Nobody, as far as I know, has ever made any argument why this was needed and how this helps national reconciliation and progress. On the contrary, all I seem to hear is that this is what brought Alfred Sant down, his insistence on keeping Nationalists at their post.
There is one area where the present government may, with some justification, claim that by reversing the previous government’s policies, it is doing better. This is in the energy sector.
I do not intend to downplay the many claims this government makes – that Enemalta was practically bankrupt, that there was a lot of corruption in fuel procurement and lax monitoring, that HFO is (maybe not cancerogenous) but nevertheless an old technology and gas is better. Maybe the biggest vote-catching gambit – reducing rates – may have been risky but it has been done and Enemalta has not collapsed.
On the other hand, we are faced with a work still in progress – the new power station is still under construction, Enemalta improved its financial gearing by selling a substantial part of it to the Chinese, Gasol has now been removed from being the lead partner of the new power station, etc. Thanks to the Interconnector we did not have any nation-wide power outage as we had last year, but the Prime Minister, maybe correctly, still blamed the former PN administration for not seeing to it that the distribution network is kept upgraded for the numerous power outages here and there as a result of the extreme heat.
But where what I call the pettiness unlimited is most virulent is, I feel, in public transport. The previous government brought in Arriva: it was a risky decision, wrongly implemented and the focus of national anger at the time. Ergo, come the new government and Arriva’s days were numbered, also due to buses catching fire, Arriva itself deciding to give up and cut its losses, as well as industrial action.
After a hiatus in which the employees became, as the famous l’orizzont heading had it, ‘Statali’, a new foreign company was hand-picked (the minister himself going on a fact-finding mission before the choice was made), and it is still in the process of settling in. The old buses made in China were replaced and augmented by buses made in Turkey.
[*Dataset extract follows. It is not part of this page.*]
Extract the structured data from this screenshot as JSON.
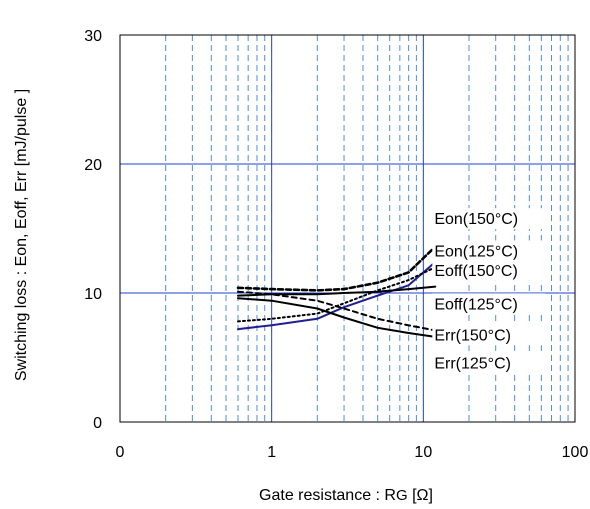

And this is where it gets interesting: the new fare structure which has replaced the old one is far more complicated, and far more expensive; before, a day ticket cost €1.50 (€0.50 for the elderly), now a €2 ticket is only valid for two hours. And where previously the process involved the driver visually checking the tickets and giving a nod, it now involves pressing the card on to a gadget. People have said it is more laborious and lengthens, instead of cutting down, on the time spent at bus stops; apart from people without the card (quaintly named in Maltese, so that people from abroad do not understand) who have to pay the driver just as they used to do before.
But… as long as it is not Arriva, that’s OK, I suppose. Arriva had its faults, but it is part of a huge bus company which runs public transport in a number of countries, so it has experience and range.
I still see huge crowds on bus stops, especially in summer, and I also see a number of useless buses passing by on which no one ever seems to ride, those on the short inter-village routes no one seems to have the courage to stop. Getting the public transport up and running without proper consultation with the localities it serves was a mistake of the first order, but extending the service wherever the councils wanted is not far short from this initial mistake.
I am not saying the present government encourages this sort of attitude but it sort of condones it by not stamping down on all this silliness around.